The first thing most people think of when they think of a chameleon is the fact that these animals can change their skin color. This article explores the question of how this color change works and what it is actually good for.
How does the chameleon color change work?
The so-called chromatophores, specialized optical skin cells, are responsible for the color change. They lie under the outermost skin layer (epidermis) in layers on top of each other in the dermis. Melanophores are responsible for dark blue and black colors, xanthophores for yellow and orange pigments, erythrophores for red pigments and guanophores for silvery shining pigments. In chameleons, however, there are also cells that do not require any pigments to give the skin a different color. They carry out the color change by means of reflection.
Guanine crystals in the S-iridophores layer (S-irid. and d) and in the D-iridophores layer (D-irid. and e) under the epidermis (ep), shown left in the tissue section and right under the transmission electron microscope. At d you can see how close the guanine crystals are arranged in two different skin colors. Graphic from the publication “Photonic crystals cause active color change in chameleons” by Teyssier et al. 2014, licensed under Creative Commons BY 4.0.
There is a superficial layer of S-iridophores and a deep layer of D-iridophores. The iridophores contain guanine crystals, which are the key to color change in chameleons.
In the upper S-iridophores layer, the guanine crystals lie close together and are arranged in a triangular pattern. The guanine crystals can change their distance to each other. They function like a photonic crystal, which can influence the movement of photons (light particles) and thus change the color reflection of the light falling on the skin. The S-iridophores are responsible for the fact that chameleon skin can change from green to yellow or orange.
In the lower D-iridophores layer of the chameleon skin, the guanine crystals are shaped like small bricks and lie rather disordered next to each other. This layer provides reflection in an area close to the infrared, which leads to lower absorption of sunlight. It serves as natural heat protection for the chameleon.
In red chameleons, a large proportion of the iridophores in the skin are replaced by erythrophores. Red chameleon skin cannot change to other colors but can vary between dark and bright red. Blue chameleon skin, on the other hand, can become not only lighter but even white.
The upper S-iridophores layer is only fully present in adult chameleons, which explains why young animals do not yet produce all the coloration of their older fellows. They only have the D-iridophores layer in their skin and still have to fully develop the S-iridophores.
The structure of the chameleon skin in iridophores and the function of guanine crystals was not described until 2014. Previously it was thought that the color change was exclusively caused by the different spread of color pigments. In fact, dispersion and aggregation of pigments are responsible for lighter and darker colors. However, this idea could not satisfactorily explain why chameleons can change their colors from green to yellow within a few seconds. The guanine crystals can do this – they produce so-called structural colors that are not caused by pigments – which only a few years ago unraveled another body function in chameleons. How exactly chameleons can control the guanine crystal networks in their skin has not yet been clarified. What we already know: Every color change happens completely unconsciously. So the chameleon cannot arbitrarily create patterns in its skin.
When does a chameleon change color?
In the past, it was thought that the chameleon’s color change served to better camouflage the animal. Today we know that this is not the case: the chameleon uses its color change of the skin primarily for communication. For example, females ready to mate usually show a completely different coloration than pregnant chameleons in order to signal to potential partners “With me you have no more chance”. Males who want to impress other males or threaten someone are extremely colorful and bright. A threatened or inferior chameleon usually shows a very dark to black coloration.

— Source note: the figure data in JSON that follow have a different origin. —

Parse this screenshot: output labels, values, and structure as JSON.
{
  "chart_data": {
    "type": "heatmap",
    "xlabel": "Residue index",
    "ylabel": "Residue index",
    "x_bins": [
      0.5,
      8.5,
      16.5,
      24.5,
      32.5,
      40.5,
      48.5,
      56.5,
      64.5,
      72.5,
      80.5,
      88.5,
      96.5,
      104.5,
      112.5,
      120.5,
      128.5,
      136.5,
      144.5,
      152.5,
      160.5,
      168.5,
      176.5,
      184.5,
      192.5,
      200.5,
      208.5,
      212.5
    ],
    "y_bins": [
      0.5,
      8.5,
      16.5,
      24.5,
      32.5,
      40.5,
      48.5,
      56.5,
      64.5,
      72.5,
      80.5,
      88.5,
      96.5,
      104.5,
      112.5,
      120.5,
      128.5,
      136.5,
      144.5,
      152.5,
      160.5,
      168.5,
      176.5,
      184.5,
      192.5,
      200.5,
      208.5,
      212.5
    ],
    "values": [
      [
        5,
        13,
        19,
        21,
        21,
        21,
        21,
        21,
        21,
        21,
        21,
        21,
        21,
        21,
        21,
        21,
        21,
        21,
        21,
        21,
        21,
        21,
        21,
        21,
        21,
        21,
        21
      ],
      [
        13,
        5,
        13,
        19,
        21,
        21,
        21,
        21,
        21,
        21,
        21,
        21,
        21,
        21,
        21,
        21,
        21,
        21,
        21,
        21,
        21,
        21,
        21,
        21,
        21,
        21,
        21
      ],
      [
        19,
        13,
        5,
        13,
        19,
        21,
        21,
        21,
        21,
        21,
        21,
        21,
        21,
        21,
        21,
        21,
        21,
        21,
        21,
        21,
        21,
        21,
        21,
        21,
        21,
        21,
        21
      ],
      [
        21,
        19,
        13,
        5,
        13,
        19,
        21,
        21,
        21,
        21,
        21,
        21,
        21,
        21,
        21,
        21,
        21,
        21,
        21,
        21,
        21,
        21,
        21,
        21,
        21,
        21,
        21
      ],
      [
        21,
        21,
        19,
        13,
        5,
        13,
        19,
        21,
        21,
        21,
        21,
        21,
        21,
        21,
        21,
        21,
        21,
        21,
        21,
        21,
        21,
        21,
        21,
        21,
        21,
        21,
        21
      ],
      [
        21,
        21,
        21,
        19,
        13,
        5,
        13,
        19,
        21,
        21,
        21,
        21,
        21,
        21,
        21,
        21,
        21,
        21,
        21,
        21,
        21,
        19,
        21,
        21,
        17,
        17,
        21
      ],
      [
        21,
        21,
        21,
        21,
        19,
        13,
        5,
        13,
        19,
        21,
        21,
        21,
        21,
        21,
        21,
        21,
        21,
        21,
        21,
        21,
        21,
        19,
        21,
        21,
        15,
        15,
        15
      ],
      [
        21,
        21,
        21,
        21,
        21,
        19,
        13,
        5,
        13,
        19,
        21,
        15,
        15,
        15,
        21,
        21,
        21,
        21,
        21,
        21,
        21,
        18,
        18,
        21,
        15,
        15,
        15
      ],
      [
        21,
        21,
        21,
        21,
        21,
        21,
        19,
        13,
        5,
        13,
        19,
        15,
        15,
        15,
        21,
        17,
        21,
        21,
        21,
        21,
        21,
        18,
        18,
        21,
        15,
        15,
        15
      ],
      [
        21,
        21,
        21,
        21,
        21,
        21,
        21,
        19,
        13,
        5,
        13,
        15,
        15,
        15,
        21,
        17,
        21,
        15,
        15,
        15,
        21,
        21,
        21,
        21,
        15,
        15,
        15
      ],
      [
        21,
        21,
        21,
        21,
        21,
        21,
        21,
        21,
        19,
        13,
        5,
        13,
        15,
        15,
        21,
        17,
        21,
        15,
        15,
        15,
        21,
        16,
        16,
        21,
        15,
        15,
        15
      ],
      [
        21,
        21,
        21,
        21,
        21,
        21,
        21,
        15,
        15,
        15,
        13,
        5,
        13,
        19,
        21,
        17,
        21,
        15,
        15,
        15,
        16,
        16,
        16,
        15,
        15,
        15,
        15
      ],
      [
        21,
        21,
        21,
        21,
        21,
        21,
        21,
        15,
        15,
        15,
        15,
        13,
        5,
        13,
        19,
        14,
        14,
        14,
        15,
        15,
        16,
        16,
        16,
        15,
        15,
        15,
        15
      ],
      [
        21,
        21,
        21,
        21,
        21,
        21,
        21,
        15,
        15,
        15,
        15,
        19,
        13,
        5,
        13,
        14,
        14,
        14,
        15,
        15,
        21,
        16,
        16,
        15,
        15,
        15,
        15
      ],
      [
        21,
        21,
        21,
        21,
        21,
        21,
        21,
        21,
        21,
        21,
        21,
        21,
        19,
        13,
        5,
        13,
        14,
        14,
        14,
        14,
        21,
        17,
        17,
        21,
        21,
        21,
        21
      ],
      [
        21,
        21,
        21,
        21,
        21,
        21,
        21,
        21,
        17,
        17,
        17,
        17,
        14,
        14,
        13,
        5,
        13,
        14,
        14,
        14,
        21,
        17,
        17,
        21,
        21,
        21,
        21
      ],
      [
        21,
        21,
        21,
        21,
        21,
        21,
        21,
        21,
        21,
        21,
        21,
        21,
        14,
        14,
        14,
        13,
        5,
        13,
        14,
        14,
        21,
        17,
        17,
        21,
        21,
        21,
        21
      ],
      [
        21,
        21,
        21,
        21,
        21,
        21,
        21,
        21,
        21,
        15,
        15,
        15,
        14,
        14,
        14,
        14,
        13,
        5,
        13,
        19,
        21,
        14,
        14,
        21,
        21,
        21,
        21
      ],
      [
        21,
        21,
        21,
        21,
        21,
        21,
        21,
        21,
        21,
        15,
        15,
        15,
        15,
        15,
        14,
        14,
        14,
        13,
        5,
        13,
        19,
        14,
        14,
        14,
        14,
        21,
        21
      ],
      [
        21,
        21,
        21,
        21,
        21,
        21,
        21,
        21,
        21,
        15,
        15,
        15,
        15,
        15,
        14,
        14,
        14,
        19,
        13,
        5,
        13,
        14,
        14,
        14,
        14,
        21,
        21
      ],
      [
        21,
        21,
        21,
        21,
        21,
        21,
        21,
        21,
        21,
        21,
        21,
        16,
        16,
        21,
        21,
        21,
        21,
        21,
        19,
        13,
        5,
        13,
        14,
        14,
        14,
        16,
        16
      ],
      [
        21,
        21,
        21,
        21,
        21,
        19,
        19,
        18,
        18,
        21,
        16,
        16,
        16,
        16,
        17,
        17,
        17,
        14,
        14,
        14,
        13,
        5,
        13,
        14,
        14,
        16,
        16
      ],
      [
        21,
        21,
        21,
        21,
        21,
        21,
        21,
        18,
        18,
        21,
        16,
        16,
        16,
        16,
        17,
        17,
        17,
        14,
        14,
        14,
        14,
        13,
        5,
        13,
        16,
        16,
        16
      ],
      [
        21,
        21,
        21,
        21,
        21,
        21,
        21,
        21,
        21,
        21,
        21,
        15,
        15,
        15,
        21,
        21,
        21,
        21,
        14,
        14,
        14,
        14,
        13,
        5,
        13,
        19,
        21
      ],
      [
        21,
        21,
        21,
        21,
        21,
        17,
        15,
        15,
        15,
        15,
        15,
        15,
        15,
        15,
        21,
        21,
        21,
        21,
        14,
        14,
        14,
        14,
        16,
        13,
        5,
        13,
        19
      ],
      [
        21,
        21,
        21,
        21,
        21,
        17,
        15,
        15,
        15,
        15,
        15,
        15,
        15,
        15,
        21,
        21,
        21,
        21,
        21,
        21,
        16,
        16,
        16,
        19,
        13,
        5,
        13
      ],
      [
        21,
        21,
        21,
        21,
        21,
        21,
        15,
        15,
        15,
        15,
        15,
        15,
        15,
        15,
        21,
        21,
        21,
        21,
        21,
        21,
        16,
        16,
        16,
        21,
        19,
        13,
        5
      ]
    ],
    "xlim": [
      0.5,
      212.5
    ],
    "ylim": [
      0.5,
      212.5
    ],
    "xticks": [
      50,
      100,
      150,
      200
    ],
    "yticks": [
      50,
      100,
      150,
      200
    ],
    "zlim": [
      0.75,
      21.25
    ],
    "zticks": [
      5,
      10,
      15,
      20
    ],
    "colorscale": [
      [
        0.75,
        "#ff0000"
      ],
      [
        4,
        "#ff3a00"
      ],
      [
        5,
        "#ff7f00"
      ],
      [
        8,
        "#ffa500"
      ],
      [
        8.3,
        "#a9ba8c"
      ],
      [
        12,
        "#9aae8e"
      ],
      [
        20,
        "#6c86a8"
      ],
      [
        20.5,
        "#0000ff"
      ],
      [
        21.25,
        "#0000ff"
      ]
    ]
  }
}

The color is also used very practically: Chameleons also turn darker in order to capture more sun rays and thus more heat at cooler times of the day. In their sleep, on the other hand, they cool down and become very bright. Sick animals are often also pale in color, but animals in hibernation also usually show less bright colors.
Can chameleons adapt to the color of their background?
Each chameleon species has only a very specific color spectrum. Chameleons cannot change color depending on their background – this is a myth that is still circulated and diligently shared in the social media but is simply wrong. Chameleons can only vary their colors within the species and gender-specific color spectrum. Leaf chameleons have only a very small color spectrum from black to brown to loamy shades, adapted to their habitat just above the ground. Here the color is not only used for communication, but also for camouflage. Other species have very wide color scales from bright red to blue, green, yellow to white like the panther chameleons that live in trees and bushes.
Fluorescence under UV light
Chameleons have bone processes and combs, especially in the head and spine areas, which are almost exclusively covered by thin scales. In these areas, the skin is particularly thin in contrast to the skin on the rest of the body; they form real “windows”. Bones have long been known to fluoresce under UV light. If a UV lamp (“black light”) is held over a chameleon, the fluorescent bones shimmer through in areas of very thin skin. It is assumed that the bizarre patterns, which occur mainly on the head under UV light, serve as color changes for intraspecific communication. Chameleons can probably see in the ultraviolet range and thus perceive patterns that are invisible to the human eye. This would not only make it possible for chameleons to distinguish between different species over long distances, but females could also recognize at a distance which chameleons are particularly suitable as potential partners.